The author of this blog stopped writing here long time back. The posts published here embarrass her now. And hence, there is very little chance that she is going to write here again.

This blog is hence declared to be in a state of COMA.

The Most Precious Advice

I first wrote this as an answer on Quora (Links: this and this), then thought of sharing it here as well. Since I am absolutely free these days and doing Quora overtime, you can be prepared to see more of my Quora posts turning into blogposts (if at all you check this blog, that is) in the next some days. By the way, this is my Quora profile, in case you are interested to see:

So the question was:

What is the best advice your mother ever gave you?  Do you feel it has benefited you as an adult?

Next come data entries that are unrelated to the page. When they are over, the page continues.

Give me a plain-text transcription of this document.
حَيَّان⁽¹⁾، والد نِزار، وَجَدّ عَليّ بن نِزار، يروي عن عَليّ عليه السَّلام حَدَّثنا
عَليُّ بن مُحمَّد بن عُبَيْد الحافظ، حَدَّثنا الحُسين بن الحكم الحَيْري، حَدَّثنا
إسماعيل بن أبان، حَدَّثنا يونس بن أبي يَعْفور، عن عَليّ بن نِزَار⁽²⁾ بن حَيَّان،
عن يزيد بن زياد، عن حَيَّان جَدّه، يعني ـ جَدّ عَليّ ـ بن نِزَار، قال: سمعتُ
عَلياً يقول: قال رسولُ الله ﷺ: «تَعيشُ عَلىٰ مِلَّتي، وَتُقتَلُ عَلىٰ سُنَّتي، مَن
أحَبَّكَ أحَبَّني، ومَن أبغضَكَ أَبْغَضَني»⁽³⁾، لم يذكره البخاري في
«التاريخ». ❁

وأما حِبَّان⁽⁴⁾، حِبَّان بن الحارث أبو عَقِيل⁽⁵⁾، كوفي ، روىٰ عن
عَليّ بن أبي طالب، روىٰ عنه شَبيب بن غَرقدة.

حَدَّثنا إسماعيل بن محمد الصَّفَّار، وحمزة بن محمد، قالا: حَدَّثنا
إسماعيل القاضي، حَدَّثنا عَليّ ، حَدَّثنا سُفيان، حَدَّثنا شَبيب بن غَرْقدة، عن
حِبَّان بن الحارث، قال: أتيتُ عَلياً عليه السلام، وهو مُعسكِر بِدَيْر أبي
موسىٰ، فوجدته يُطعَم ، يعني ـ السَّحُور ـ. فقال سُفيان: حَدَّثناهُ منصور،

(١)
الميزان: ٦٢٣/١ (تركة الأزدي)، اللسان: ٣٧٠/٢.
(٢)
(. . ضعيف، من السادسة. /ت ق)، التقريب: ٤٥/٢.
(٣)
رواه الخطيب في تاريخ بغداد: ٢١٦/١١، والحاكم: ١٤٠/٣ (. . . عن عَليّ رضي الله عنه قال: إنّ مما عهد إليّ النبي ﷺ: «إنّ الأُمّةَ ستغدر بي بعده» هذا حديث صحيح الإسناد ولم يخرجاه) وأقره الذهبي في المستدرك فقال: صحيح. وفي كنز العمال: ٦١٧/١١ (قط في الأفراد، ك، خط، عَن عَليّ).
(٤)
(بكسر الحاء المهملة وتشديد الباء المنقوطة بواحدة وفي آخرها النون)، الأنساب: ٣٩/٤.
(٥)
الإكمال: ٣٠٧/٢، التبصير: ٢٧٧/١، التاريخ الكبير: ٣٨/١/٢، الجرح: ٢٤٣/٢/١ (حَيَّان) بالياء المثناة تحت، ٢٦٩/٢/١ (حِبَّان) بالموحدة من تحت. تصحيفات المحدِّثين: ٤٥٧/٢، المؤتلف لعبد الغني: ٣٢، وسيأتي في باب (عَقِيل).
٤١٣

When I was less than 10 years of age, one of my biggest nightmares was the idea of marriage. To the extent that I would wake up and start crying in the middle of the night. The reason was that I was (or rather am, but with a better understanding of the real world now, unlike then) way too attached to my mother to even think about separating from her. Anything that could lead to a possibility of my separation from her would completely freak me out.

So one day I thought of taking it up with her. I told her about my fears and asked her one straightforward question: "Aunties say every girl has to get married one day. What do I do to change that? How can I live without getting married, forever?"

Somewhere in the back of my mind I had prepared a number of arguments to prove my point correct. I was ready for a debate I most expected would ensue. I was determined to make it clear to my mom that I am not getting married any time in life.

But to my surprise, none of that came into useRather, my mother smiled confidently and told me, "Learn, study, work hard and grow up to become a successful woman who can stand on her own and support herself ably, without needing someone else as a crutch. And then you can decide for yourself when, how and with who you want to get married, if at all you do." Of several other things, it put an end to my wedding nightmares.

Factually, she wasn't right. Goes without saying, she herself knew it. Here in India, we are still far from accepting such an open minded school of thought. Which is why marriage is the most hyped element in our country, to the extent that it is perhaps counted among the basic necessities of life (water, air, food). This is precisely why we are still struggling to relinquish atrocious and unfair practices characteristic to our patriarchal society—dowry, for one. 

BUT, I still think that is the best advice any parent can give to her daughter. It certainly was the most important lesson received from my mother. It told me that marriage is not the end of life. That irrespective of whether we are daughters or sons, we need to work hard in life and become capable people. That education and knowledge should be our most passionate pursuits in life. That we should not be scared of facing challenges or sit and cry about them. That there is a solution to every problem. And that our first aim in life should be to become self-made people. 
That one lesson was a bunch of many lessons that unfolded one by one over the next some years and helped me develop a better understanding of life and womanhood.

My relationship with my mother has always been such that I trust every word of what she says, because she has never used lies to appease me. She always told me the truth. And if it was bitter and I was too young to take it, she would present it in a different light, with a solution that would inspire me to not get bogged down and instead work towards it. What could be a better way to raise a daughter?